From: hu-po

A Token Turing Machine is a recurrent sequential model that incorporates Transformers and token-based operations, designed to maintain an external memory [00:59:40].

Functionality

Given inputs, a Token Turing Machine first reads features from the input features and its external memory [00:59:55]. These features are then passed to a processor, which is also a Transformer. This processor generates a set of intermediate output features [01:00:03]. These intermediate outputs are subsequently used to update the memory and produce the final output [01:00:07].

This architecture suggests that the model takes in audio-visual information, processes it, and sometimes stores it in this memory, which is then used to generate output [01:00:48].

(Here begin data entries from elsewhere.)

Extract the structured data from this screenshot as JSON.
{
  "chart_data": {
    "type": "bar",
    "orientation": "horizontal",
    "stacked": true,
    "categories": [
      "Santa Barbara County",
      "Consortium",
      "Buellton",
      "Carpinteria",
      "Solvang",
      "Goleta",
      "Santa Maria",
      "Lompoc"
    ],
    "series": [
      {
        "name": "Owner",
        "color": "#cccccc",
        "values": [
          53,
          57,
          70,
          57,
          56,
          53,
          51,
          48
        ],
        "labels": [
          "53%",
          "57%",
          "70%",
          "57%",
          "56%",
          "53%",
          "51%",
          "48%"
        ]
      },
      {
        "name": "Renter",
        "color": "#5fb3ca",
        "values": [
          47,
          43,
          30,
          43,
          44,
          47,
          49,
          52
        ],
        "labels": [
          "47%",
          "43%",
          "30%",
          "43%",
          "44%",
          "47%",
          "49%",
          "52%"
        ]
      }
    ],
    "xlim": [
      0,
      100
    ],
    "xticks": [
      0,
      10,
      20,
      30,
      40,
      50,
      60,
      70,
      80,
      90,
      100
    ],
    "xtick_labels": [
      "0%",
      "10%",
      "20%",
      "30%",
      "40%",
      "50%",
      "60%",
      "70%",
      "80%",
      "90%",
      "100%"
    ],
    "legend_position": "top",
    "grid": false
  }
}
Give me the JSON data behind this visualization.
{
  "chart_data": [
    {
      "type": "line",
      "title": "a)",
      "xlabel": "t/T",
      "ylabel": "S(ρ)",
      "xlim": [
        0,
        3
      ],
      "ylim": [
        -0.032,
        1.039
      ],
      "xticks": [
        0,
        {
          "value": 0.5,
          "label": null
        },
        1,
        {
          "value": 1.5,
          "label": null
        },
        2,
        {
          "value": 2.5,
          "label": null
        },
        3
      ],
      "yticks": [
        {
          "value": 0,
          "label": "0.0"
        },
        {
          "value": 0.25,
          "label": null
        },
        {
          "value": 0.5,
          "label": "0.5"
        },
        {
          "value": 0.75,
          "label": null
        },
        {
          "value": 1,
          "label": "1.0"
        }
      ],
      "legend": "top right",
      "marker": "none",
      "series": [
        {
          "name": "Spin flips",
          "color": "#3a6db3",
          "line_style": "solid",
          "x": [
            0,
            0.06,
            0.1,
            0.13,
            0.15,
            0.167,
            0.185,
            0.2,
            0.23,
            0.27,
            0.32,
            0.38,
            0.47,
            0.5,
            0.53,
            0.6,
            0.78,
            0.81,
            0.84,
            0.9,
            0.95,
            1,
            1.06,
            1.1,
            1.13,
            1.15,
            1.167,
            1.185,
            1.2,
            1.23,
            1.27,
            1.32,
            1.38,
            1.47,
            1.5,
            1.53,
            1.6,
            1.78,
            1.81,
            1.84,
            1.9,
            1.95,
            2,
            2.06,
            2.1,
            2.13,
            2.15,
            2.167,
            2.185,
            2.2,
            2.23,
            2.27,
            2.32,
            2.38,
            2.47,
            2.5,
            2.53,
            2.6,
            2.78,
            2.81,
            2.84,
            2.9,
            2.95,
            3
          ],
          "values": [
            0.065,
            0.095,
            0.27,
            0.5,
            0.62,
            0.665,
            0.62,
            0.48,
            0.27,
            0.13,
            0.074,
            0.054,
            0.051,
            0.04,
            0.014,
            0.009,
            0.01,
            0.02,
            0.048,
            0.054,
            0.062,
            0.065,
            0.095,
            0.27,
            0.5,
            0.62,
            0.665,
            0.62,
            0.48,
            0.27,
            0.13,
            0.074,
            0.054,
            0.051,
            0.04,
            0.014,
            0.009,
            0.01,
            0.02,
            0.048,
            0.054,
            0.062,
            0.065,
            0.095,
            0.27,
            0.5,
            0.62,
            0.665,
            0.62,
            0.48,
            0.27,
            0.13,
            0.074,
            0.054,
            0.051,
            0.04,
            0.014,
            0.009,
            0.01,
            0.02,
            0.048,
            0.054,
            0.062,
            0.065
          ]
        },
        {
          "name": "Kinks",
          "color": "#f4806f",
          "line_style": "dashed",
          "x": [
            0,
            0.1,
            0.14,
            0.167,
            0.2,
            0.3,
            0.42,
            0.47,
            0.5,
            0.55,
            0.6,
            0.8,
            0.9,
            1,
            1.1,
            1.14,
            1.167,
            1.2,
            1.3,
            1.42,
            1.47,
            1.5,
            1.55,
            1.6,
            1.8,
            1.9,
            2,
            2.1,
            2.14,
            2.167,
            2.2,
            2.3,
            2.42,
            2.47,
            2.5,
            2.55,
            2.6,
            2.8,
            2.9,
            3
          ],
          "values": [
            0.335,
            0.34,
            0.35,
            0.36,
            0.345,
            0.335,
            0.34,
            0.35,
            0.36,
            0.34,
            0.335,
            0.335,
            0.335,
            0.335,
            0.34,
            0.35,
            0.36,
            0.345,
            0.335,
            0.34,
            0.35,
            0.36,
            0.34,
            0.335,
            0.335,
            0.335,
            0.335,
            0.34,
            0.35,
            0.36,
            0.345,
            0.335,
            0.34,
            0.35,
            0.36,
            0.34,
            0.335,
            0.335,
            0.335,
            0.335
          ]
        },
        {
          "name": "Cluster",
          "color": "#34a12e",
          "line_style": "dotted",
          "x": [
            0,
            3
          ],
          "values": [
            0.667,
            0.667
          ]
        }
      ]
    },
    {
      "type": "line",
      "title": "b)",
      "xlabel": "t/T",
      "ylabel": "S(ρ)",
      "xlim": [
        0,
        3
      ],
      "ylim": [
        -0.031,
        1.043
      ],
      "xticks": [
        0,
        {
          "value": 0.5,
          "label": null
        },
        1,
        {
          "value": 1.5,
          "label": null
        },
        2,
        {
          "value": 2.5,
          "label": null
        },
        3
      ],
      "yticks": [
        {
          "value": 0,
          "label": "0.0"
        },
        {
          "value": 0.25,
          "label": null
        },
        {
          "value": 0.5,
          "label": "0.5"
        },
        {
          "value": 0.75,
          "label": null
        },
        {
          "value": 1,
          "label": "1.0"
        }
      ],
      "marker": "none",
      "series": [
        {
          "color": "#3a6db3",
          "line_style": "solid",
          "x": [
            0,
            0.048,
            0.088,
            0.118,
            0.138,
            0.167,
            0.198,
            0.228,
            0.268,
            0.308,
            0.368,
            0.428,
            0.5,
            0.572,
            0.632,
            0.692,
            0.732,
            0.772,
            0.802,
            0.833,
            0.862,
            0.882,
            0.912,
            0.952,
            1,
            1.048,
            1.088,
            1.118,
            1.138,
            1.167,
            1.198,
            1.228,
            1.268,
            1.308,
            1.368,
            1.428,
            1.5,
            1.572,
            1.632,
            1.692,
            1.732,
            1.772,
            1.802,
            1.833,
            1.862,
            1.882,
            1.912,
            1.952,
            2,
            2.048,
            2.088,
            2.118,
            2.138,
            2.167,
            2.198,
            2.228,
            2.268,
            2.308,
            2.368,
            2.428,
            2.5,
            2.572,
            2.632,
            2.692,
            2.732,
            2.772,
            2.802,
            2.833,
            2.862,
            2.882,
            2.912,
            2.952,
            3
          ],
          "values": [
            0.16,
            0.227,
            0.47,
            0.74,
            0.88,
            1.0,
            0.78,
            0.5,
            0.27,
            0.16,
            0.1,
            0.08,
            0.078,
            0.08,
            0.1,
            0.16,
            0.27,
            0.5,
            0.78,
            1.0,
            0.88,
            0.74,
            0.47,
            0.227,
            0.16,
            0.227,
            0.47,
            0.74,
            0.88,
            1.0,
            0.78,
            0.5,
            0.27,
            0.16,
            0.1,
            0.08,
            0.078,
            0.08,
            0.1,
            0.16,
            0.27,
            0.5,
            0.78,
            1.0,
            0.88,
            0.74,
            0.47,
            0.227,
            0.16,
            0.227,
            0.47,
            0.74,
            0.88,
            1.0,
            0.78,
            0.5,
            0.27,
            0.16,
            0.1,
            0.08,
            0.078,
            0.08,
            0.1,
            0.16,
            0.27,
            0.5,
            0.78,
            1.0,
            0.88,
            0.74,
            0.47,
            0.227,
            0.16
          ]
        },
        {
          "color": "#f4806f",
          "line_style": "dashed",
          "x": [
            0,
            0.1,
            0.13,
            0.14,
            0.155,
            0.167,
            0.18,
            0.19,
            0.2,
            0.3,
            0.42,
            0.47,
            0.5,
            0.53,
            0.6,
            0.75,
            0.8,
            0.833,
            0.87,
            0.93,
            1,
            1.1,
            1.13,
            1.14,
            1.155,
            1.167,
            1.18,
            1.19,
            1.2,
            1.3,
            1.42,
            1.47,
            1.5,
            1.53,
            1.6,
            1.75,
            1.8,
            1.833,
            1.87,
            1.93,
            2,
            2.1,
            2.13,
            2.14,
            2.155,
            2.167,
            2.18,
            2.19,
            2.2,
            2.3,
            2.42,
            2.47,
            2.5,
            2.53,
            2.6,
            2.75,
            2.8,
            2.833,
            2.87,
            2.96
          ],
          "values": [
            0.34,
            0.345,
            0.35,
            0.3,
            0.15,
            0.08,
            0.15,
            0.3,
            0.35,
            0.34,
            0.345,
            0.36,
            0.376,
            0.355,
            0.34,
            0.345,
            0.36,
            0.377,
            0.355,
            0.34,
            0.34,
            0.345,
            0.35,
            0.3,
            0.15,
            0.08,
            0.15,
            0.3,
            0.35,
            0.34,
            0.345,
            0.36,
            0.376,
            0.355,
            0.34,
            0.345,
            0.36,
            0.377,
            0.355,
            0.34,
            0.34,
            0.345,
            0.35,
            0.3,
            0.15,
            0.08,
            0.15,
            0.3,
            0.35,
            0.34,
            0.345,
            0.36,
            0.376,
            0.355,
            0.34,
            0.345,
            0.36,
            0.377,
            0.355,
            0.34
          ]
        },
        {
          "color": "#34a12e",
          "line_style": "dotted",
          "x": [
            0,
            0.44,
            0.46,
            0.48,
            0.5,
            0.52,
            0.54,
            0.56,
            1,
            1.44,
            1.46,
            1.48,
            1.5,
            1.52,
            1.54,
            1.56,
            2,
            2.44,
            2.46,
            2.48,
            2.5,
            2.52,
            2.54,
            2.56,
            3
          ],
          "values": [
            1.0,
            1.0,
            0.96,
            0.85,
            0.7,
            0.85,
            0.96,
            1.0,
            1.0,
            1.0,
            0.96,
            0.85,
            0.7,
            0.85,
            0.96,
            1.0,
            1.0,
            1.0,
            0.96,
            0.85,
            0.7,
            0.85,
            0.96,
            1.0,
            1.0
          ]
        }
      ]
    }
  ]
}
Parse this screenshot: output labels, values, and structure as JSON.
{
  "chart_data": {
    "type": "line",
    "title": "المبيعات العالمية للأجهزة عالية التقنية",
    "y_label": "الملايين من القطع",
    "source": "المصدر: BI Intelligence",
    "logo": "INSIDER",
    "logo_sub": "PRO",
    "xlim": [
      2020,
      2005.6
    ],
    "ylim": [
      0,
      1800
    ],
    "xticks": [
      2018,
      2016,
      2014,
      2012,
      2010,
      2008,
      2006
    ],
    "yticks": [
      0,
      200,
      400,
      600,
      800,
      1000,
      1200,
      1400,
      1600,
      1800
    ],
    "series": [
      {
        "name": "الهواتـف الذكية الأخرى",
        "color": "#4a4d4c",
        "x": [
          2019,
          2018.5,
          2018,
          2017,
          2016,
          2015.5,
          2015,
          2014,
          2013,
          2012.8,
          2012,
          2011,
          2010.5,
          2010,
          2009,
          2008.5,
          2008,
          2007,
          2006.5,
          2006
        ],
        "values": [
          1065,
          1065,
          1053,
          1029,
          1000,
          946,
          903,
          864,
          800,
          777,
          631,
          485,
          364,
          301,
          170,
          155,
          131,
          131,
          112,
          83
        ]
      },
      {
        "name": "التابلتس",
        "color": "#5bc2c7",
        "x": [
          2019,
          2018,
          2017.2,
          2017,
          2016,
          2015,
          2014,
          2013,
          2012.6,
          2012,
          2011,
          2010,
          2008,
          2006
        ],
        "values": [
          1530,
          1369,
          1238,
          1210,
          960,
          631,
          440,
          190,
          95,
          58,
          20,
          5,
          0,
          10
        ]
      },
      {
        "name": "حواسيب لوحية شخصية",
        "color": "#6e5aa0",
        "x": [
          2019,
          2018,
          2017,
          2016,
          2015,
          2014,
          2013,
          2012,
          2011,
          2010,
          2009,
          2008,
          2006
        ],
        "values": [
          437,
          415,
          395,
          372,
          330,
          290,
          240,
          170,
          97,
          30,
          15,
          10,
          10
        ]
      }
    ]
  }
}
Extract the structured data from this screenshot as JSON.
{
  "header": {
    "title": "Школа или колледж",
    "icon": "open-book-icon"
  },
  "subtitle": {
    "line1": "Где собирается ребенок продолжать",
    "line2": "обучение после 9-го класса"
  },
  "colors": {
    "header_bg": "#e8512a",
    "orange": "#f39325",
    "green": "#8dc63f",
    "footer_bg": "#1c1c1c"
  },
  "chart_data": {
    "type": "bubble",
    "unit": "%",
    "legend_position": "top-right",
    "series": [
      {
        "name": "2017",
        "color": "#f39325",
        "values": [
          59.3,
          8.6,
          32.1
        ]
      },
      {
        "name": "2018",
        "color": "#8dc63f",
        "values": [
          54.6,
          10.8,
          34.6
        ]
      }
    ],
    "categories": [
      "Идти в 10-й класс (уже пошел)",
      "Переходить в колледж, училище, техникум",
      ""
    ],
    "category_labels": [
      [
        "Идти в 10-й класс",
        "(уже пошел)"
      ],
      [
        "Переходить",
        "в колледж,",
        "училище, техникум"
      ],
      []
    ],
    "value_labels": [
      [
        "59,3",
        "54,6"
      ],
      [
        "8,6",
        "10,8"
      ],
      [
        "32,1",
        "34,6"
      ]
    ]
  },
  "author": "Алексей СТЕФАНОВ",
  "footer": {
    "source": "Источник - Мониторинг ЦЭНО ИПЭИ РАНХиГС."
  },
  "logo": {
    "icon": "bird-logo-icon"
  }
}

Comparison to Traditional Transformers

The benefit of having an external memory in a Token Turing Machine is that it reduces the total time complexity of the model to be constant with respect to ‘T’ (time or sequence length), specifically O(T), instead of O(T^2) [01:02:54]. In traditional Transformers, computation is based on consuming the entire sequence every time, leading to a quadratic increase in time with sequence length [01:03:11]. With an external memory, the model only consumes the fixed size of the memory, regardless of the input sequence length [01:03:30].

Analogy to LSTMs

A Token Turing Machine can be effectively thought of as a Long Short-Term Memory (LSTM) network [01:03:56]. Like LSTMs, it possesses a fixed-size memory (or hidden state H) and incorporates mechanisms akin to forget gates and input gates [01:04:01]. Information is added to and removed from this memory, which then aids in predicting the next output [01:04:20]. The key difference is that while LSTMs implement these gates and memory operations at a microscopic, neuron-level, the Token Turing Machine implements these functionalities using Transformers as its core components (processor, memory update mechanisms) [01:04:47].

Implications

The concept of a Token Turing Machine, with its integrated memory, is considered a significant advancement, exemplified by its presence in models like GPT-4o [01:01:02]. For instance, in a GPT-4o demo, the model demonstrated the ability to recall events that occurred seconds earlier, even after the visual stimulus was gone [01:01:09]. This suggests the model stores information in its memory, similar to a built-in Retrieval-Augmented Generation (RAG) system [01:01:18]. This architecture hints at a future where models can maintain ongoing context and memory, moving beyond stateless inference to more stateful and continuous interaction [01:11:34].

It implies that models will become capable of more complex, context-aware behaviors by storing and retrieving relevant information over time, similar to human memory [01:14:09]. This “memory” is distinct from traditional RAG, which involves finding information in a database; here, it’s more deeply integrated within the model’s processing [01:13:31].